İTO Chief Warns: ‘Turkey Can’t Afford to Grow Its Trade Deficit’
foreign trade
İstanbul Chamber of Commerce (İTO) President Şekib Avdagiç urged policymakers to take a balanced and realistic approach to foreign trade, stressing that Turkey can no longer afford to expand its trade deficit. “We must narrow the deficit — growing it is not an option,” Avdagiç told reporters, warning that simply tracking export and import numbers fails to capture the full picture.
Avdagiç said the merchandise trade gap is expected to remain around $85–90 billion this year, a figure that continues to weigh heavily on Turkey’s economy. “For 150 years, we’ve failed to close this gap — and almost every challenge we face stems from it,” he said. “When our exports rise 10% and imports increase 7%, both grow in absolute terms. That’s why we need a new mindset.”
‘Turkey Needs an Import Strategy Too’
While Turkey sets clear export targets, Avdagiç argued that import goals must also become part of national economic planning. “As we head into 2026, Turkey should define clear import objectives,” he said. “We must focus on which imported goods we can produce domestically to reduce external dependence.”
He pointed to the plastics industry as a prime example, where domestic raw material supply has fallen below 15% of total demand despite years of incentives. “We’ve been talking about plastic feedstock investments for years — but it hasn’t happened. This mindset must change.”

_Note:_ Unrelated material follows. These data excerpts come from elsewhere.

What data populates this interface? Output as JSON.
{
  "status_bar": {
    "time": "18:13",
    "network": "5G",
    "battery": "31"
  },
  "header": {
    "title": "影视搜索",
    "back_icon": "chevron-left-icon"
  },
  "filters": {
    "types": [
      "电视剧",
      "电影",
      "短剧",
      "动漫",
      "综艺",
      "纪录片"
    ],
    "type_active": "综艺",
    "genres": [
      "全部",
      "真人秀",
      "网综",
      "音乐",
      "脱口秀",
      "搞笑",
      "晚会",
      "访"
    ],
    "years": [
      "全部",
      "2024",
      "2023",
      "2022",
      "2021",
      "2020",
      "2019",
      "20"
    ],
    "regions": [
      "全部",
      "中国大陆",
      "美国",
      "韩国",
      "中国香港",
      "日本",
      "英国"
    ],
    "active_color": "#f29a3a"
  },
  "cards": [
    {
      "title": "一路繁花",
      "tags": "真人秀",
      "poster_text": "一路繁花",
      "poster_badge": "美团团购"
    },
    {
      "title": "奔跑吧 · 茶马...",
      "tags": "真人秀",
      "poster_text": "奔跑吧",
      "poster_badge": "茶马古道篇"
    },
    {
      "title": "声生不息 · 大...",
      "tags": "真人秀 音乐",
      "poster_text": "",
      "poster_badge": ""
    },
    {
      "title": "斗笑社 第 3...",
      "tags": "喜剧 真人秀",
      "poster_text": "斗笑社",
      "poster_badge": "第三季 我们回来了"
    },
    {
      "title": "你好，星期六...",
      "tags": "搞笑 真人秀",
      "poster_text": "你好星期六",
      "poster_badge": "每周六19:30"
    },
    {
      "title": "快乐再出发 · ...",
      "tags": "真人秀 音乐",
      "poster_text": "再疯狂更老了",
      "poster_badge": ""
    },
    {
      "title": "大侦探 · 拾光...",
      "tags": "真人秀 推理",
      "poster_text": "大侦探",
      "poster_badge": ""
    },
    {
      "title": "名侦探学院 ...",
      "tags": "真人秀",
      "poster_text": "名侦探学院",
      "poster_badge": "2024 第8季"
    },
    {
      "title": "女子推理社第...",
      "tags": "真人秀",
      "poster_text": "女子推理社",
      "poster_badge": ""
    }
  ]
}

Credit Access More Crucial Than Cost
Turning to financial conditions, Avdagiç emphasized that for Istanbul’s business community, the priority is no longer interest rates but access to credit. “There’s full consensus that inflation must fall — without ‘buts’ or ‘howevers,’” he said. “But our expectations for credit access must also be met. Right now, obtaining loans is a bigger issue than their cost.”
He called for SMEs to be excluded from existing lending restrictions, noting that banks are hesitant to extend credit because regulatory frameworks leave little room for flexibility. “Banks say the current limits make it difficult to allocate sufficient funds to SMEs,” he explained.
Central Bank and Banks Must Bridge the Rate Gap
Avdagiç also drew attention to the gap between the Central Bank’s policy rate and commercial loan rates. “Banks are forced to keep 60% of their deposits in Turkish lira, leading them to aggressively compete for TL deposits,” he said. “As a result, deposit rates rise to 47–48%, and banks must then lend at even higher rates to cover costs. These rigid rules create a serious contraction in the credit system.”
‘Turkey Has Become Expensive in Dollar Terms’
Citing feedback from Turkish exporters at the Anuga Food Fair in Germany, Avdagiç said many firms are now importing raw goods, processing them in Turkey, and then re-exporting — a sign that Turkey’s production costs have risen sharply in foreign currency terms. “We’re adding value, yes, but Turkey has become expensive in dollars,” he warned.
He added that while gastronomy prices have climbed, Istanbul hotel rates remain significantly lower than Europe’s. “You can stay in a five-star hotel in Istanbul for the price of a three-star hotel in a small European town,” he noted.
THY’s Boeing Deal and Aviation Industry Capacity
Addressing Turkish Airlines’ (THY) recent aircraft order from Boeing, Avdagiç said the purchase was “part of a long-standing expansion plan.” “THY plans to expand its fleet to 813 aircraft by 2033. Boeing is already a key supplier. Fleet renewal is essential for efficiency, safety, and lower operating costs,” he explained, adding that the debate around the deal “has no legitimate basis.”
He also called for efforts to increase Turkish participation in Boeing and Airbus supply chains, noting that only a handful of domestic companies currently meet international certification standards. “Rather than blaming global manufacturers, we should focus on expanding our own capabilities and certification capacity,” he said.
U.S. LNG Deal Seen as Strategic Advantage
Commenting on the LNG import deal with the U.S., Avdagiç said the agreement will help Turkey diversify energy sources and strengthen its hand in trade diplomacy. “We’re not adding to our imports — we’re replacing them,” he said. “This gives Turkey leverage in balancing relations with the U.S., especially regarding trade tariffs. It’s a positive development that can open a new window of opportunity.”
Togg’s Strong Momentum in Germany
Avdagiç also praised Togg’s growing reputation in Europe, saying the Turkish-made EV has built a strong image in Germany. “Togg earned a five-star safety rating — that’s an objective benchmark,” he said. “It’s a solid, durable car, even surpassing the image Volvo once had. Everyone I spoke to said the same thing: however many Toggs arrive in Germany, they’ll all sell.”